Selected Civil Rights & Employment Cases
194 F. Supp. 3d 30 (D.D.C. 2016), 302 F.R.D. 1 (D.D.C. 2013), affirmed, 860 F.3d 713 (D.C. Cir. 2017)
Our firm brought a class action on behalf of three-to-five-year-old children against the District of Columbia for its failure to provide, and failure to timely provide, special education and related services under the Individuals with Disabilities Education Act (IDEA), the Rehabilitation Act, and District law.
After over a decade of litigation, including two trials and numerous challenges to class certification, the District was required to improve critical aspects of its special education program for preschoolers.
Our firm litigated a broad challenge to the District of Columbia’s operation of its Medicaid program on behalf of Medicaid recipients and applicants. This class action claimed that the District failed to deem newborns to mothers on Medicaid immediately eligible, failed to provide the opportunity to apply for Medicaid at clinics and hospitals, failed to decide Medicaid applications in 45 days, terminated people from Medicaid without adequate notice, failed to provide comprehensive child health services under the EPSDT (early and periodic, screening, diagnosis and treatment) program, and failed to notify families about the EPSDT program.

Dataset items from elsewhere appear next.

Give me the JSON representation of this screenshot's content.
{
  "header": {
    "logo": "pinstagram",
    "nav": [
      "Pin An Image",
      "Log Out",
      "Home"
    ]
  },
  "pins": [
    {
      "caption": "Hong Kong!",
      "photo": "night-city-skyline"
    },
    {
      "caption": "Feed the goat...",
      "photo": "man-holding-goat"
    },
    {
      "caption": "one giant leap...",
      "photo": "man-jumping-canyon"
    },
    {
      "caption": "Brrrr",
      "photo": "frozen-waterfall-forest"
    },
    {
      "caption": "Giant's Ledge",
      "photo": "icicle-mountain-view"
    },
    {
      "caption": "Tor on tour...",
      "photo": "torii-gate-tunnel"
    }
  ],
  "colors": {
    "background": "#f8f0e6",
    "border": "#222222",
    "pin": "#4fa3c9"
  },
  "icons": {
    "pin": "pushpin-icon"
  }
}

After a trial in which the plaintiff class prevailed, the case settled while an appeal was pending. The firm continues to monitor the District’s compliance with a comprehensive injunctive order to this day.
Palmer v. Clinton (Secretary of State)
Civ. Nos. 76-1439, 77-2006 (D.D.C.)
Our firm successfully challenged the hiring, promotion, and assignment practices of the U.S. State Department on behalf of Alison Palmer, a Foreign Service Officer, and a class of women like her. Our firm began this case in the early 1970s and it concluded in 2009, resulting in broad reforms that led to a substantial increase in the number of female Foreign Service Officers and their promotion to the highest levels of the State Department.